Au Kenya, la filière mangues entend se faire une place sur le marché britannique des mangues. Le 20 décembre dernier, le pays y a officiellement expédié sa première cargaison de mangues pomme (Apple Mango), variété appréciée pour sa forme arrondie.
« Ce lancement illustre l’empreinte croissante du Kenya sur les marchés d’exportation à forte valeur ajoutée et reflète une solide collaboration entre les agences gouvernementales, les partenaires de développement et le secteur privé pour stimuler les exportations agricoles », souligne le ministère kenyan du Commerce, des Investissements et de l’Industrie dans un communiqué.
Un marché à fort potentiel
Si le volume exact de cette expédition n’a pas été communiqué, le choix du Royaume-Uni n’est pas anodin. Connu pour être une destination clé pour les fleurs coupées kenyanes (deuxième débouché après les Pays-Bas), le pays européen est aussi un marché dynamique pour les mangues.

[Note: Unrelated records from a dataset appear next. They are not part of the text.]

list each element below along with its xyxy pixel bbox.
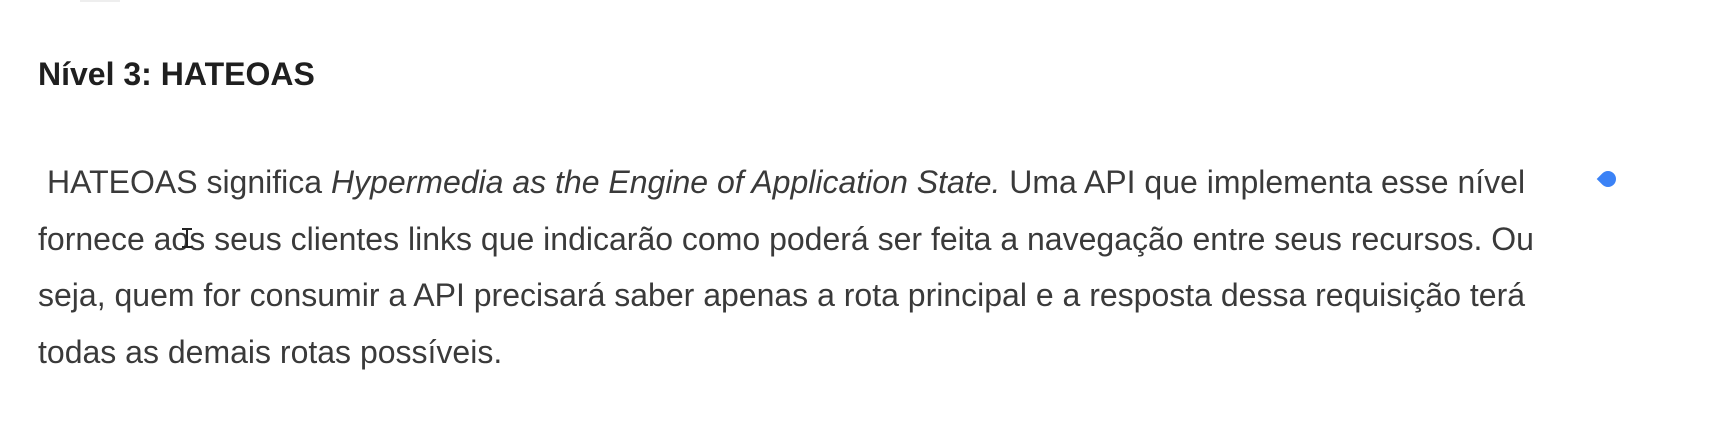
section-paragraph: HATEOAS significa Hypermedia as the Engi… bbox=[38, 154, 1568, 380]
text-cursor-icon bbox=[182, 228, 192, 248]
paragraph-italic-term: Hypermedia as the Engine of Application … bbox=[330, 164, 1001, 200]
section-heading: Nível 3: HATEOAS bbox=[38, 56, 315, 92]
cursor-dot-icon bbox=[1596, 167, 1620, 191]
paragraph-intro: HATEOAS significa bbox=[47, 164, 331, 200]
top-divider bbox=[80, 0, 120, 2]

Selon les données compilées sur la plateforme Trade Map, le pays est le troisième importateur de mangues en Europe, derrière les Pays-Bas et l’Allemagne. Entre 2020 et 2024, les importations britanniques ont atteint en moyenne près de 81 000 tonnes par an, pour une valeur annuelle avoisinant 220 millions de dollars (188 millions d'euros).
La demande est soutenue notamment via une forte population ethnique notamment en provenance d’Inde et du Pakistan qui se fournit dans les supermarchés et les magasins. Pour la filière kenyane, il s’agit d’une opportunité à saisir d’autant plus que la production est en forte expansion depuis quelques années.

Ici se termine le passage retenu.